His girlfriend is his accomplice, but the reader never quite knows how enthusiastic she is. His mother claims to have no idea until the end, when things dissolve into insanity.
If that précis doesn’t entice you to read this, nothing will. It’s great.
All That Glitters by Orlando Whitfield. Book.
This exceptional book, written by the business partner and friend of Inigo Philbrick, the protagonist, tells the tale of an art student (Philbrick) whose rapid rise as an art dealer is aided by the patronage of Jay Joping, art dealer par excellence.
What unfolds is that within a few years of leaving art school, Philbrick is running his own gallery, and as required, making money for Jopling ‘as he sleeps’. (By the way there is no suggestion that Jopling does anything wrong). Then in fairly short order, Philbrick starts making a ton of money, flying in private jets, etc, etc. And, low and behold, ripping people off.
The scam is this.
Many ‘collectors’ don’t want to hang the art anywhere, they use it as an investment class. This means that they don’t ever see their art, it just waits in a warehouse until they sell it. Sometimes a syndicate of people group together to buy an expensive piece. Philbrick understood, therefore, that you could not only sell the same piece to various people, but perhaps sell half of it a few times and make a ton of money. So, that’s what he did, until the scam caught up with him and he fled to a Pacific island with his girlfriend, where the FBI caught up with him.
This is a great book, laced with an undercurrent of sadness and anger. The author was once Philbrick’s closest friend and business partner, but as is the way with these things, he was cast aside mercilessly as things unraveled.

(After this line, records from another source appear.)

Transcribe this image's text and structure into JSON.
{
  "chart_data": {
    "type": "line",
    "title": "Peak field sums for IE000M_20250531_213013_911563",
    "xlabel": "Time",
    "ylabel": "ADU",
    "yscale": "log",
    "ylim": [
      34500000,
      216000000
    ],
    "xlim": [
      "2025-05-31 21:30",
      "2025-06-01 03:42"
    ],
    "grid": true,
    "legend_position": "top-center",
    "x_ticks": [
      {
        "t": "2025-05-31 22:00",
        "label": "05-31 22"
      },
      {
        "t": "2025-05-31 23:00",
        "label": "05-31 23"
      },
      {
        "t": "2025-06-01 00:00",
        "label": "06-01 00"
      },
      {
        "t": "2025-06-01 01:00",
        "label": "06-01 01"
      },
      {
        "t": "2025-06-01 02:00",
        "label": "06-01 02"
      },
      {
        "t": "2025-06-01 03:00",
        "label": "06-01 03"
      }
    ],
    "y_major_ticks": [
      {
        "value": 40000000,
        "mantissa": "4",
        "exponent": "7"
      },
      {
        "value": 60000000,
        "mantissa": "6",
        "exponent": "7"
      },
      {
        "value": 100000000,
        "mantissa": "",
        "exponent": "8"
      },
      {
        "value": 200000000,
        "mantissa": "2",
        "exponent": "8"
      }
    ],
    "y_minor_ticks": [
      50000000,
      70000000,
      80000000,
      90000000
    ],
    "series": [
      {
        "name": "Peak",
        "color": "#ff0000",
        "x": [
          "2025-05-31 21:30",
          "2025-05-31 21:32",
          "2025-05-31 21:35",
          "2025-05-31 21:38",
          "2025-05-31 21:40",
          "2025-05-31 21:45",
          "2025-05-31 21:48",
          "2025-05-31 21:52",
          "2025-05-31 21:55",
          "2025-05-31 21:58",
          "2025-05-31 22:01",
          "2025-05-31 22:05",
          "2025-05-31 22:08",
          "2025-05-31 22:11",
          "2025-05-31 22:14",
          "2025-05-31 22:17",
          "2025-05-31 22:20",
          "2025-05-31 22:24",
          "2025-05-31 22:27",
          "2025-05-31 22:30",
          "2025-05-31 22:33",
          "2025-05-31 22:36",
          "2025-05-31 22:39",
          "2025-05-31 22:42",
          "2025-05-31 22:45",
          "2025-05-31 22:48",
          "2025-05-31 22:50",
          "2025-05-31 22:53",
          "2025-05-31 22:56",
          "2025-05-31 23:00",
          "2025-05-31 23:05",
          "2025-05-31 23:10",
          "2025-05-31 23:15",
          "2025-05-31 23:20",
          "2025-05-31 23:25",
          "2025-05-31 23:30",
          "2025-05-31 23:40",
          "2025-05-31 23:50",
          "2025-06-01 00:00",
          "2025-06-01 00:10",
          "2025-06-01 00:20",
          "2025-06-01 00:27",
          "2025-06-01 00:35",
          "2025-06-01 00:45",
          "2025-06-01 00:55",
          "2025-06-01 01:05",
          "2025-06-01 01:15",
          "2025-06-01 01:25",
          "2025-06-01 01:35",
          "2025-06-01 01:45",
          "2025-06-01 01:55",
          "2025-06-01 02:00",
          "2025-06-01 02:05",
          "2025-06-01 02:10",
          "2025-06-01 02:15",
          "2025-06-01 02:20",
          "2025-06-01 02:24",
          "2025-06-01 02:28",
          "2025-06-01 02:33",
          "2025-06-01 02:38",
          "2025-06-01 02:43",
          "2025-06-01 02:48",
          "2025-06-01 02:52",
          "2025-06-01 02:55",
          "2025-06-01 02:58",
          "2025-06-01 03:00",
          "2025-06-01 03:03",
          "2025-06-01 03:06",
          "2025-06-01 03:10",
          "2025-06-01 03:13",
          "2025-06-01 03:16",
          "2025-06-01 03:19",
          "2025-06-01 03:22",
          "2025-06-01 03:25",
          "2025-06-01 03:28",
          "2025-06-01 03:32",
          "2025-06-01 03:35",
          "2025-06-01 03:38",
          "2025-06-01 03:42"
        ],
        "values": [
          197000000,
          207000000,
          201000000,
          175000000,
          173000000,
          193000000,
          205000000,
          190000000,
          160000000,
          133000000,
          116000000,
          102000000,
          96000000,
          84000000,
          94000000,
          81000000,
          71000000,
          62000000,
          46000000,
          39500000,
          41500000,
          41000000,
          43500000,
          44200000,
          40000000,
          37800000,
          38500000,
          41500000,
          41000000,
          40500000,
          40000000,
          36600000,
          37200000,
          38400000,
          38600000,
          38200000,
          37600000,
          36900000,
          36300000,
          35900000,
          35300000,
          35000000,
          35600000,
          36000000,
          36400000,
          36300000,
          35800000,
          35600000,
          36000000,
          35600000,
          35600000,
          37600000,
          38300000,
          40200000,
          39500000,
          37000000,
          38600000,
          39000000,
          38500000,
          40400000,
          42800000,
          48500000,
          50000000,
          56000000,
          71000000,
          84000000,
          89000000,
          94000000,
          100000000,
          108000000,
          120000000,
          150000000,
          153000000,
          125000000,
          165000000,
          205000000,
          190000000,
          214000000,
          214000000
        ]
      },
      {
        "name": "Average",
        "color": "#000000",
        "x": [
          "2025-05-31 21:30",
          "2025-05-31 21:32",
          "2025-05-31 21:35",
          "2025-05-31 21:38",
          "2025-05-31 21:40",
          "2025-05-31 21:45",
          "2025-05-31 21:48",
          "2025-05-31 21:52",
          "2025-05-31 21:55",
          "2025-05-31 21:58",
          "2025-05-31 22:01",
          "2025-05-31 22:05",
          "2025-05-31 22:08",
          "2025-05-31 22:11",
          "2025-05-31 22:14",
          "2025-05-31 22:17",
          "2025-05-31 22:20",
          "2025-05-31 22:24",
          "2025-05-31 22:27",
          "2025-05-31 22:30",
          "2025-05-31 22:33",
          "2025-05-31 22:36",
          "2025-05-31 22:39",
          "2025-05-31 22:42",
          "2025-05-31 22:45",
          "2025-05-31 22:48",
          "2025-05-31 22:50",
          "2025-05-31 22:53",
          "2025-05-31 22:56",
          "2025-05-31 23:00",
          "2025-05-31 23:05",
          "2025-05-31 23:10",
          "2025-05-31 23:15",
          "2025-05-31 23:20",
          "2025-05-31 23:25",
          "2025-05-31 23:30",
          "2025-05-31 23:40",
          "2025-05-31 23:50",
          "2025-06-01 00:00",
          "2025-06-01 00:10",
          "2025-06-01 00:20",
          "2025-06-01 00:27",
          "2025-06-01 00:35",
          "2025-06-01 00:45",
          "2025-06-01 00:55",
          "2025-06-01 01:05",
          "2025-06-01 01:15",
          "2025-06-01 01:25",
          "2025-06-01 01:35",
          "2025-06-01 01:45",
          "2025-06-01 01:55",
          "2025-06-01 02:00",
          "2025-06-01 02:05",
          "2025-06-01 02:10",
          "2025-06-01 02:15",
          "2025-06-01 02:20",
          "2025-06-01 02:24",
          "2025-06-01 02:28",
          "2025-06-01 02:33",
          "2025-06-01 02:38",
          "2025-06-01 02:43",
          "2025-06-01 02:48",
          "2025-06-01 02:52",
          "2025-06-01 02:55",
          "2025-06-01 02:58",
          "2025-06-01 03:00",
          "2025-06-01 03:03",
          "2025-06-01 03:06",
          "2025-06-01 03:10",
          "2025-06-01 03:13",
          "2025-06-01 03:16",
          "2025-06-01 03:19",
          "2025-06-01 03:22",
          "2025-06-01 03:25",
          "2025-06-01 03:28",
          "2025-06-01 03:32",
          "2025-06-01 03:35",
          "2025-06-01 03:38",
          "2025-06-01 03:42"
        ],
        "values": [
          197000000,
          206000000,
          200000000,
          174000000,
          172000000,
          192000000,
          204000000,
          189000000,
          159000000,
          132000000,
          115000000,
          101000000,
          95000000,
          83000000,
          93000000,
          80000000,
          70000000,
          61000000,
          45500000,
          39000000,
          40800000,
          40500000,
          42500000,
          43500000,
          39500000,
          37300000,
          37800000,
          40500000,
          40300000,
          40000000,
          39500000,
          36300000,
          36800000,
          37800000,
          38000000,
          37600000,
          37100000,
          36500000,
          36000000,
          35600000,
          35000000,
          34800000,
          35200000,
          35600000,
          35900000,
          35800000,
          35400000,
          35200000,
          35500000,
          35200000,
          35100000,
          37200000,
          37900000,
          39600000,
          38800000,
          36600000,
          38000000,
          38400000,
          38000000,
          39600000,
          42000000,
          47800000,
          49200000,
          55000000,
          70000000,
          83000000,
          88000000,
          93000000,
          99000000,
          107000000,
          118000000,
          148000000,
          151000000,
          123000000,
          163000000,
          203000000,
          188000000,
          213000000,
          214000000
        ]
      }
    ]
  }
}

There’s also a recent BBC two-part TV doc on this saga, called The Great Art Fraud, in which Philbrick appears a great deal. It isn’t as good as the book but it is worth watching. Philbrick seems remarkably uncontrite having served his jail sentence. His main defence -if that’s the right word- is that everyone in the art world is at it in one way or another, that there is a fine line between smoke and mirrors/illusion and outright fraud. And maybe he has a point.